Reference: GutenMark

GutenMark Home Page
Attractively formatting Project Gutenberg texts

What is GutenMark?

GutenMark is a command-line tool for automatically creating high-quality HTML or LaTeX markup from Project Gutenberg etexts. As of April 2008, there is also a graphical front-end called GUItenMark that greatly simplifies usage for casual users. Both Windows and Linux ‘x86 are supported. Mac OS X is also supported, though in some respects it lags the others. Limited iPhone support is also possible.

In combination with other freely-available conversion tools GutenMark aims to convert Project Gutenberg etexts into publication-quality Postscript or PDF, for print-on-demand applications.

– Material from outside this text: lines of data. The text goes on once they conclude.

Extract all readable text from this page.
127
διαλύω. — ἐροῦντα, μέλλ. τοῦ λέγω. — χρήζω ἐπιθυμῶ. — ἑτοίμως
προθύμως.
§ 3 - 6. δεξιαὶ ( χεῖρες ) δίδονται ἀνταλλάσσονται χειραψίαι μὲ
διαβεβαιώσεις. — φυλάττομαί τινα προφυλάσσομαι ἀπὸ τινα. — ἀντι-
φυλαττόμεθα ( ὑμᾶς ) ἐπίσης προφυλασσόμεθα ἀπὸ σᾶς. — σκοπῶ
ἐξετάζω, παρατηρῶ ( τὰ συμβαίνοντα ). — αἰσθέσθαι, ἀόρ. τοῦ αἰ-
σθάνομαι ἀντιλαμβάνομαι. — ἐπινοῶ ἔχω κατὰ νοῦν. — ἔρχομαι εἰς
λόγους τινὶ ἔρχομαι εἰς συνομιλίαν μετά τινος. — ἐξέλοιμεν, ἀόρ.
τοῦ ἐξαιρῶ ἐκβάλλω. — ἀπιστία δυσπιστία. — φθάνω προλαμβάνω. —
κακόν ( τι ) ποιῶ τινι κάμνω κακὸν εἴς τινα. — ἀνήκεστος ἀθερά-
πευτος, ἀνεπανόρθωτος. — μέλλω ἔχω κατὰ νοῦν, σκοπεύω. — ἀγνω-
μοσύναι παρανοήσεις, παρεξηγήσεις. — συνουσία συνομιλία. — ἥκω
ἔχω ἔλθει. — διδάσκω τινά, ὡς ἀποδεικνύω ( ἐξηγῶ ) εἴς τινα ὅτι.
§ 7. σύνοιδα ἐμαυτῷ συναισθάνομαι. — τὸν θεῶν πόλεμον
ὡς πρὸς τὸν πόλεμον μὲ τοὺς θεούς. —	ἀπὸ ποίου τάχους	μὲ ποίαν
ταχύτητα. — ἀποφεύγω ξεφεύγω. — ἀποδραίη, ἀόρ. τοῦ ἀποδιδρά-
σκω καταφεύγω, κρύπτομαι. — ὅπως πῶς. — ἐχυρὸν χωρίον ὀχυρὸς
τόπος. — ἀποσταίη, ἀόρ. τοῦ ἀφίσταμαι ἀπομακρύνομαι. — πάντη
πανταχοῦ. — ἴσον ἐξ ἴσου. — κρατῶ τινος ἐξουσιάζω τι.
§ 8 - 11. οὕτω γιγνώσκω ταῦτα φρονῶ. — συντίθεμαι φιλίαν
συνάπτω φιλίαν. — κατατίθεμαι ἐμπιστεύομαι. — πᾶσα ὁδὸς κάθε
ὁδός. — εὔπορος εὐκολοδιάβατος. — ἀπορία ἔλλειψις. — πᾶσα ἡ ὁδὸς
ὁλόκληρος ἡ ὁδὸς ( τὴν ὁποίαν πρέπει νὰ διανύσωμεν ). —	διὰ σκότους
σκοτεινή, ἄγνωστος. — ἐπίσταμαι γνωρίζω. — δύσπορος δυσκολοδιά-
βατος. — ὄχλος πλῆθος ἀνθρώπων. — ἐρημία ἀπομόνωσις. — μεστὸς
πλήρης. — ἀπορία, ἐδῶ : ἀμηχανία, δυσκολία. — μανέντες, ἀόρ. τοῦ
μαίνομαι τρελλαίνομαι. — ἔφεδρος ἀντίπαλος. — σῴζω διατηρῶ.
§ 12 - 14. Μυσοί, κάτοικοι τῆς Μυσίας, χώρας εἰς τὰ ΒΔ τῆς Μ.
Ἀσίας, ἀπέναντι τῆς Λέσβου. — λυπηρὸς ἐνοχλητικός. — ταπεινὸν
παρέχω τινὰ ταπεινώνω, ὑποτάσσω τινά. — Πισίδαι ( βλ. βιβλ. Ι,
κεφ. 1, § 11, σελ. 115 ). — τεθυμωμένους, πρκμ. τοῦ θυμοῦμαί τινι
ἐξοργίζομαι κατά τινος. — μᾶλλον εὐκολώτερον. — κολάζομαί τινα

The goal is for this conversion to be completely automatic, without manual markup or editing, but for the forseeable future some manual intervention will almost always be needed—at least, if your standards are at least as high as mine.

I took the Project Gutenberg plain text file of The Adventures of Sherlock Holmes and ran it through this.

Amazingly, this:

To Sherlock Holmes she is always THE woman.

was transformed to this:

To Sherlock Holmes she is always the woman.

As it should be!

I was impressed with the available options and did some light testing. It could be a very useful tool for Project Gutenberg etexts that have only a plain text version available.

On the other hand, I also downloaded the Project Gutenberg HTML of the same Holmes and it was superior.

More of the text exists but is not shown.